27 million in 2019 dollars) from citizens for not taking down the city on their method to Washington D.C. Union soldiers under Major General Lew Wallace fought an effective delaying action, in what ended up being the last considerable Confederate advance at the Battle of Monocacy, also referred to as the "Fight that conserved Washington." The Monocacy National Battleground lies simply southeast of the city limits, along the Monocacy River at the B.
Railway junction where two bridges cross the stream - an iron-truss bridge for the railway and a covered wooden bridge for the Frederick-Urbana-Georgetown Pike, which was the website of the primary battle of July 1864. Some skirmishing happened more northeast of town at the stone-arched "Container Bridge" where the National Road crossed the Monocacy; and a weapons bombardment took place along the National Roadway west of town near Red Man's Hill and Prospect Hall mansion as the Union troops pulled back eastward.
While Gettysburg National Battlefield of 1863 lies around 35 miles (56 km) to the north-northeast. The reconstructed home of Barbara Fritchie stands on West Patrick Street, just previous Carroll Creek linear park. Fritchie, a substantial figure in Maryland history in her own right, is buried in Frederick's Mount Olivet Cemetery.

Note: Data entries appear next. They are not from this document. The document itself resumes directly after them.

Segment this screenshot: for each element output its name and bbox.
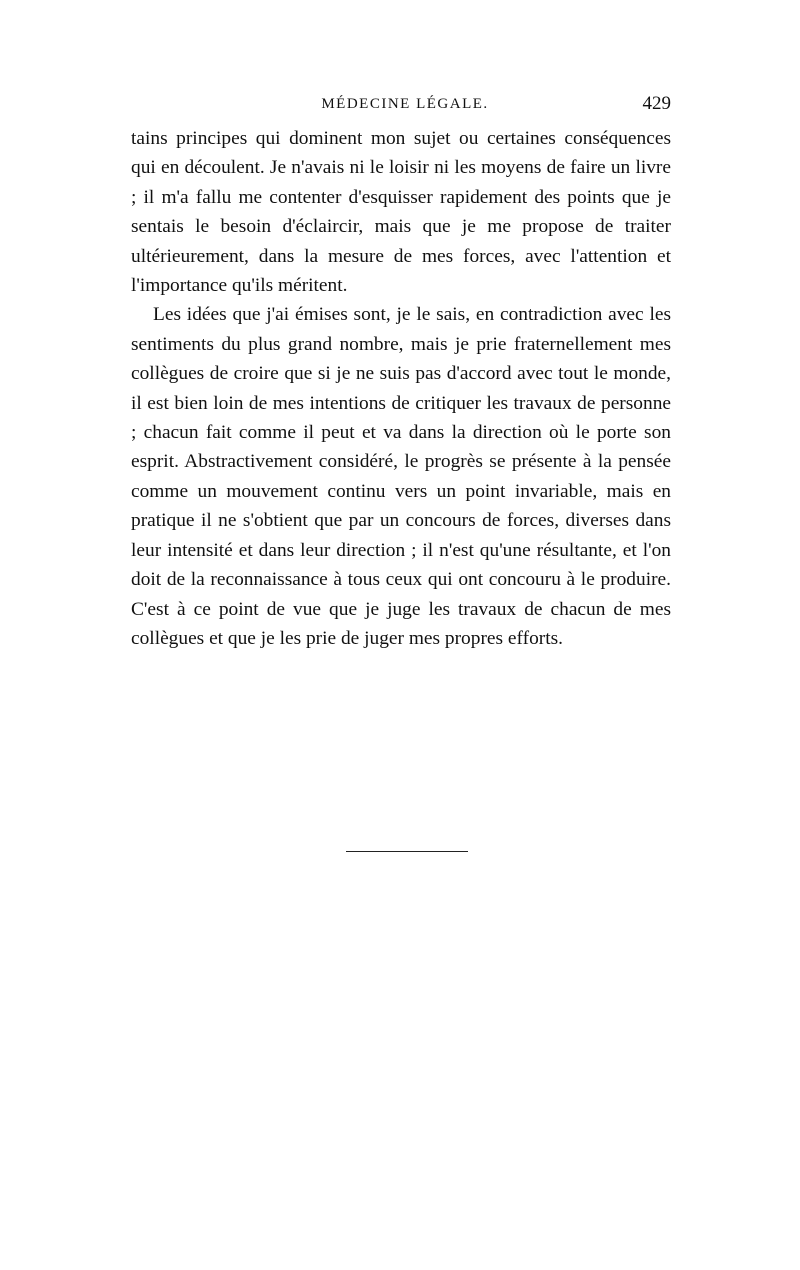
- running-head: [131, 92, 671, 116]
- section-end-rule: [346, 851, 468, 852]
- body-text: [131, 124, 671, 653]
- paragraph-1: tains principes qui dominent mon sujet ou certaines conséquences qui en découlent. Je n'avais ni le loisir ni les moyens de faire un livre ; il m'a fallu me contenter d'esquisser rapidement des points que je sentais le besoin d'éclaircir, mais que je me propose de traiter ultérieurement, dans la mesure de mes forces, avec l'attention et l'importance qu'ils méritent.: [131, 128, 671, 297]
- paragraph-2: Les idées que j'ai émises sont, je le sais, en contradiction avec les sentiments du plus grand nombre, mais je prie fraternellement mes collègues de croire que si je ne suis pas d'accord avec tout le monde, il est bien loin de mes intentions de critiquer les travaux de personne ; chacun fait comme il peut et va dans la direction où le porte son esprit. Abstractivement considéré, le progrès se présente à la pensée comme un mouvement continu vers un point invariable, mais en pratique il ne s'obtient que par un concours de forces, diverses dans leur intensité et dans leur direction ; il n'est qu'une résultante, et l'on doit de la reconnaissance à tous ceux qui ont concouru à le produire. C'est à ce point de vue que je juge les travaux de chacun de mes collègues et que je les prie de juger mes propres efforts.: [131, 304, 671, 649]
- page-number: 429: [642, 93, 671, 114]
- running-title: MÉDECINE LÉGALE.: [321, 96, 489, 112]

Roosevelt when they stopped here in 1941 on a car journey to the governmental retreat, then called "Shangra-La" (now "Camp David") within the Catoctin Mountains near Thurmont. Admiral Winfield Scott Schley (18391911) was born at "Richfields", the estate house of his daddy. He became an important marine commander of the American fleet on board his flagship and heavy cruiser USS Baltimore in addition to Admiral William T.
Major Henry Schley's child, Dr. Fairfax Schley, was important in setting up the Frederick County Agricultural Society and the Great Frederick Fair. Gilmer Schley acted as Mayor from 1919 to 1922, and the Schleys stayed among the town's leading families into the late-20th century. Nathaniel Wilson Schley, a prominent lender, and his wife Mary Margaret Schley assisted organize and raise funds for the yearly Fantastic Frederick Fair, one of the 2 biggest farming fairs in the State.